Most devastating of all to its survival was the introduction of predators such as rats, cats and stoats. In ancient history, its only endemic predator was a giant eagle (now extinct) and it developed the habit of nesting, rearing and feeding its young on the ground. This nesting behaviour made its eggs and chicks easy prey to introduced mammalian predators, especially cats.

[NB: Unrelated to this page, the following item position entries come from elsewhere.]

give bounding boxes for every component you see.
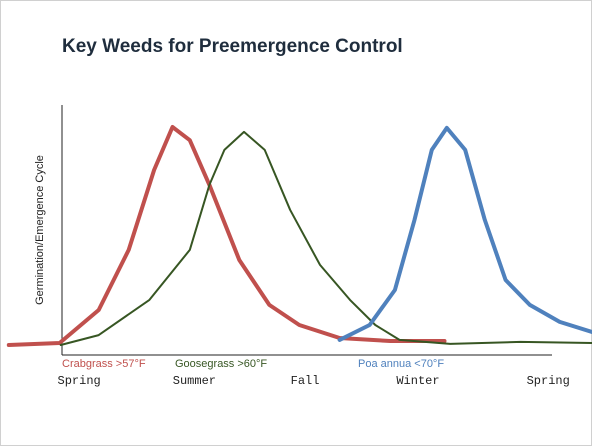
series-line [6,125,447,347]
legend-label: Goosegrass >60°F [175,358,267,370]
legend-label: Crabgrass >57°F [62,358,146,370]
x-tick-label: Fall [291,374,320,388]
x-tick-label: Summer [173,374,216,388]
y-axis-label: Germination/Emergence Cycle [34,155,46,305]
series-line [337,125,592,342]
chart-title: Key Weeds for Preemergence Control [62,36,403,57]
legend-label: Poa annua <70°F [358,358,444,370]
x-tick-label: Winter [396,374,439,388]
x-tick-label: Spring [527,374,570,388]
series-line [59,130,592,346]
x-tick-label: Spring [58,374,101,388]
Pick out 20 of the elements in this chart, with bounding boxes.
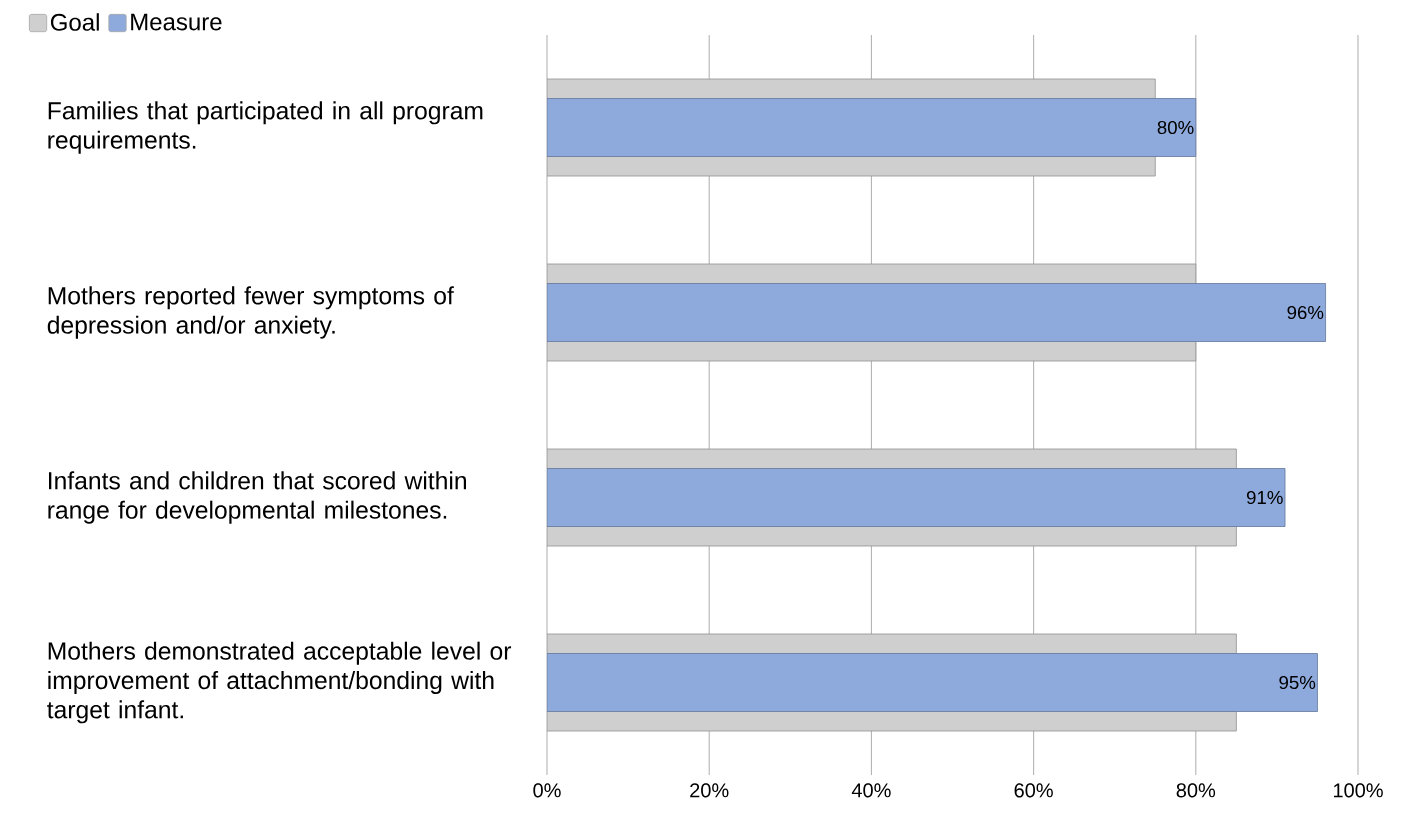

By the 1970s, only a few isolated birds were known to exist in Fiordland, South Island. A survey of Stewart Island in 1977 found about 200 more birds but they were rapidly declining through predation by feral cats.
Following translocations of all the remaining kākāpō, they are now managed by the Department of Conservation on three offshore islands: Whenua Hou (Codfish Island) near Stewart Island, Anchor Island in Fiordland, and Little Barrier Island (Hauturu-o-Toi) near Auckland.
You can help
During the breeding season, you could be a volunteer with the Kākāpō Recovery Team. They need help with nest minding, supplementary chick feeding and cooking meals for those involved in the project.
Sign up to the Kākāpō Recovery Team newsletter.
Help protect New Zealand's native birds
- Volunteer with DOC or other groups to control predators and restore bird habitats.
- Don’t throw rubbish into water ways or storm drains.
- Set traps for stoats or rats on your property. Get more information from your local DOC office.
- Put a bell on your cat's collar, feed it well, and keep it indoors at night.
- Plant a range of native plants that provide food year-round to encourage birds into your garden.
When visiting parks and beaches
- Only take dogs to areas that allow them, and keep your dog under control.
- Prevent the spread of pests. Check your gear for mice and rats when visiting pest-free islands.
- Use available access ways to get to the beach. Stay out of fenced-off areas. Leave nesting shore birds alone.
- Get your dog trained in avian awareness, and help save forest birds like kiwi and weka.
- Follow the water care code. Keep water craft speed to 5 knots within 200 metres of the shore.